Des Français rassemblés à l’ambassade
Lundi, l’Union africaine avait suspendu la participation de la Centrafrique à l’organisation. Elle avait également imposé des sanctions contre sept responsables du Séléka dont M. Djotodia. Les Etats-Unis et l’Union européenne avaient condamné le changement de gouvernement « par la force ». Washington a menacé mardi de geler près de 2,2 millions d’aide, qualifiant « d’inacceptables » les pillages en cours.
M. Bozizé était lui-même arrivé au pouvoir par les armes en 2003, à la tête d’une rébellion qui avait chassé le président Ange-Félix Patassé.

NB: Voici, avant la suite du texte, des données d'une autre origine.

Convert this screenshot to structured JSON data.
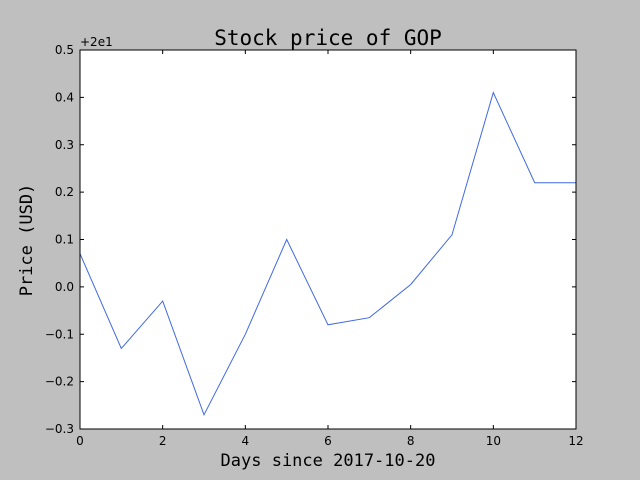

Réfugié au Cameroun, c’est dans un hôtel de luxe de Yaoundé qu’il a passé la nuit.
« M. Bozizé été logé à l’hôtel Hilton. Des négociations sont en cours pour qu’il parte le plus rapidement possible vers un autre pays », selon une autorité administrative.
Lundi, deux Indiens avaient été tués par erreur par des soldats français chargés de protéger l’aéroport de Bangui.
Durant le week-end, la France avait renforcé son dispositif militaire en Centrafrique où vivent 1.200 Français, y déployant quelque 550 soldats.
Mardi, à l’ambassade de France à Bangui, une vingtaine de Français attendaient, à bord d’un camion de l’armée française, un transfert vers l’aéroport. Selon le témoignage d’un père tenant son bébé de 18 mois sur les genoux, ils avaient été évacués de chez eux dimanche: « Samedi, nous avions été pillés plusieurs fois, menacés par des gens en armes à plusieurs reprises, on avait eu très peur ».
Au ministère français des Affaires étrangères, on indiquait mardi qu’il n’y avait « pas d’ordre de regroupement des Français de Bangui préalable à une évacuation » mais une aide « ponctuelle » à des Français victimes de pillages.
En Afrique du Sud, le principal parti d’opposition a exigé une commission d’enquête parlementaire après le décès de 13 militaires sud-africains, tués lors de l’assaut du Séléka sur la capitale.